I already mentioned this higher up, but so I'll try to summarize how it works (I was off put by how they were charging, too)
Amazon only charges for data and services that move through Whispernet over 3G. Amazon makes it super easy to control your spending if you decide to use 3G Whispernet services in your account, too. You can set limits on a maximum individual charge, which prevents you from accidentally sending enormous files to yourself and paying out the ass for it. Or you can just send things to your firstname.lastname@example.org account, which won't whisper its way to your Kindle until you're on wifi. Finally only approved email addresses can even send content in. True, it's very easy to spoof an email address, so I just created a very obscure email address name and use that as the only approved address.
Maybe that information will fill any gaps in what you've researched. It was all pretty confusing to me and I ended up just buying a book and having Whispernet give it to me over wifi to see if I was charged. Nope! As far as how much they charge? Well, that's one of those 'vote with your dollar' sort of things.

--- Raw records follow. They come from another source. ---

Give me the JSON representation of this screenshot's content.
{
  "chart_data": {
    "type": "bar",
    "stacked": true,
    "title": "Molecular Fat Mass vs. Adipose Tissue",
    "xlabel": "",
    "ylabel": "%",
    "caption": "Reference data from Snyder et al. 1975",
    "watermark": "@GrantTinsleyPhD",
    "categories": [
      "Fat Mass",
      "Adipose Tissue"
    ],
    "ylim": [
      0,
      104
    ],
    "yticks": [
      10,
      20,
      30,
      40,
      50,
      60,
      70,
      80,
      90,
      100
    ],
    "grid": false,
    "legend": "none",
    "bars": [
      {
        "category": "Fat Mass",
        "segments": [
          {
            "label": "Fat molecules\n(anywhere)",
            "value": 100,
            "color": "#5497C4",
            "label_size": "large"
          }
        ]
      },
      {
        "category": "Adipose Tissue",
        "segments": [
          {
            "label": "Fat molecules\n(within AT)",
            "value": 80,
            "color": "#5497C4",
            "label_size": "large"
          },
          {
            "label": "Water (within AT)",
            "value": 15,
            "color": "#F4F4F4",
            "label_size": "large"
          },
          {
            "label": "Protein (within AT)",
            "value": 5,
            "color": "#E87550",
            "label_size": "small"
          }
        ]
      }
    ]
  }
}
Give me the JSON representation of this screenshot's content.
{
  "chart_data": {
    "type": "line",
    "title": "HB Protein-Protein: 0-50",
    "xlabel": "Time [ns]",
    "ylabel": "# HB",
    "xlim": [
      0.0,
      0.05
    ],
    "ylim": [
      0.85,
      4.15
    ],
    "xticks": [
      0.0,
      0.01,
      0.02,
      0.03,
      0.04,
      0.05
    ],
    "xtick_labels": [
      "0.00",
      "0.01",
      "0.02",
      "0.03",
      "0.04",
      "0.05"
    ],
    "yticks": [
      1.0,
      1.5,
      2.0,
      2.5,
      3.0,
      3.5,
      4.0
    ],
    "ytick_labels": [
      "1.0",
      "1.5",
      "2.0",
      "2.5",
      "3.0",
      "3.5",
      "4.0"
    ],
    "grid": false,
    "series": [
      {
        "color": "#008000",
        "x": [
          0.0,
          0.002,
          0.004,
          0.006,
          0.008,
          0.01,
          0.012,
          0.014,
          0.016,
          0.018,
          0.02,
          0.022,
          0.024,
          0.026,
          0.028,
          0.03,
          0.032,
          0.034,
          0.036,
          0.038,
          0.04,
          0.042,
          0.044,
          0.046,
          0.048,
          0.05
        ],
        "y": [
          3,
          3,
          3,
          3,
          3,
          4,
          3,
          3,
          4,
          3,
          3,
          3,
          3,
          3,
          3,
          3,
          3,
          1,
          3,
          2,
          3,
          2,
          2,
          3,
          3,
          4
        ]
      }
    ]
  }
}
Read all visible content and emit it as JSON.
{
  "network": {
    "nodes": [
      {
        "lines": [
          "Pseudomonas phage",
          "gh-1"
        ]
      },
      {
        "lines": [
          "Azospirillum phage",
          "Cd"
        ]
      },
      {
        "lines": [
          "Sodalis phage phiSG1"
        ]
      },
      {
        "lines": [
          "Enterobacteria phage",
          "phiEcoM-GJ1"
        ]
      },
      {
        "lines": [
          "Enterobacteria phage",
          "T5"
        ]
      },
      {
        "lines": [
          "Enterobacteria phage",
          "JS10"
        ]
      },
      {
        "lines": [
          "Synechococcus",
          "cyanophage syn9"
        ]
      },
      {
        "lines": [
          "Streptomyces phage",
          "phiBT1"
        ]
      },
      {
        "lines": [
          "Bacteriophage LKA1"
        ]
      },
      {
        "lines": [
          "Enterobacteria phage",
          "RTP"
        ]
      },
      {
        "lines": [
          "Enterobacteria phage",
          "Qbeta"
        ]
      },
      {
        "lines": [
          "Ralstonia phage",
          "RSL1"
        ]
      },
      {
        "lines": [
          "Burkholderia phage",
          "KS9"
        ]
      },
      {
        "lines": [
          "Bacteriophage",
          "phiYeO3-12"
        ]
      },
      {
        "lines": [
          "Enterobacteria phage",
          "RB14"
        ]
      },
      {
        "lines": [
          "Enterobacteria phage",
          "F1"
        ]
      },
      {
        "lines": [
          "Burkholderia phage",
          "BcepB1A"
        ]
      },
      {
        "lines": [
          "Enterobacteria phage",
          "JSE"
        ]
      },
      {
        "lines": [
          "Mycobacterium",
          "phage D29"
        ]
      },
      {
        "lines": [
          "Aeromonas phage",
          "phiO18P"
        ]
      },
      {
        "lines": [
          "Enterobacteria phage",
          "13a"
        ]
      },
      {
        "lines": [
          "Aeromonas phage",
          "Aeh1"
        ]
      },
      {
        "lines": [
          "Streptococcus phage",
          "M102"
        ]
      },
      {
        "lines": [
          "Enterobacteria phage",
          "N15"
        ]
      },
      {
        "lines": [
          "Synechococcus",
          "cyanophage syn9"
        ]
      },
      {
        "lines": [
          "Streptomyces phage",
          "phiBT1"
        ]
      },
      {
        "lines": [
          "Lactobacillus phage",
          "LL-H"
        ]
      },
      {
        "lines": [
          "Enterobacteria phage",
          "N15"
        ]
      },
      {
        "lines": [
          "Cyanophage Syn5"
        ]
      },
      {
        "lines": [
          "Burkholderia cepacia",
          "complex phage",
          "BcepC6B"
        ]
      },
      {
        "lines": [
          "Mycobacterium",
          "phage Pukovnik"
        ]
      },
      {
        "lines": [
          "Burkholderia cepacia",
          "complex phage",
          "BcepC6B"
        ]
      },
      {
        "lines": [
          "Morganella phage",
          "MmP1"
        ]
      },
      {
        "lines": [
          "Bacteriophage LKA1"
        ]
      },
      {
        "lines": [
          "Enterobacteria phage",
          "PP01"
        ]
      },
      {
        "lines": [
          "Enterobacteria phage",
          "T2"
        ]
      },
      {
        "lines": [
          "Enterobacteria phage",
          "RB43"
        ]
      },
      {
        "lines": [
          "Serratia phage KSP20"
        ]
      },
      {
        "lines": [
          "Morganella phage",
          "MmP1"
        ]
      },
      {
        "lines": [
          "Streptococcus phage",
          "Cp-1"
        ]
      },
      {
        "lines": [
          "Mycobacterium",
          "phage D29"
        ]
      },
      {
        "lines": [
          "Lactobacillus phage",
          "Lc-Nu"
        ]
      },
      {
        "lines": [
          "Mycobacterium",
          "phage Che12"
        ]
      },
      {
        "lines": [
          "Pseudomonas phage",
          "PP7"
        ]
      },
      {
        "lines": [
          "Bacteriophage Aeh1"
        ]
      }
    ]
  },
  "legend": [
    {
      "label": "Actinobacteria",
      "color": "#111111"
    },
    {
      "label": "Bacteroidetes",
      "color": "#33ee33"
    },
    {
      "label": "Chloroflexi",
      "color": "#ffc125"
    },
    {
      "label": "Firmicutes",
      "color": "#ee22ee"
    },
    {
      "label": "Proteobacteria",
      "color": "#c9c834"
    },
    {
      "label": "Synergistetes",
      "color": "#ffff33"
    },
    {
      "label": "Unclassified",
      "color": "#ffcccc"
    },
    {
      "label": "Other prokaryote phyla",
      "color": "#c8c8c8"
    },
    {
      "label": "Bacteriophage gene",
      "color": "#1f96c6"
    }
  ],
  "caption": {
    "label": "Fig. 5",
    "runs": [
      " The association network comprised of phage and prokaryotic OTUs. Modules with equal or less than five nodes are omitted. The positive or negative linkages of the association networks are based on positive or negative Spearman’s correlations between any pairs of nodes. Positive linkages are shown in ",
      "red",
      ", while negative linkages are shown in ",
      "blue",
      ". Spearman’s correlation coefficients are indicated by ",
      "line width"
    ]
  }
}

For my part, I owned a Nook and really didn't like it. When Kindle 3 came out I did a lot of reading. I didn't feel the need to buy the 3G since I can just flip it on in the morning at home and let it sync and then go about my day. I don't subscribe to periodicals, but even if I did I could set up a small script to hit up those websites and send it to my email@example.com account for free translation into their PDF format. And finally, well, I can't imagine (personally) sitting somewhere without access to wifi or a computer and thinking, "Shit! I need to buy and read a book RIGHT NOW!!" And if I do? Odds are my phone is around.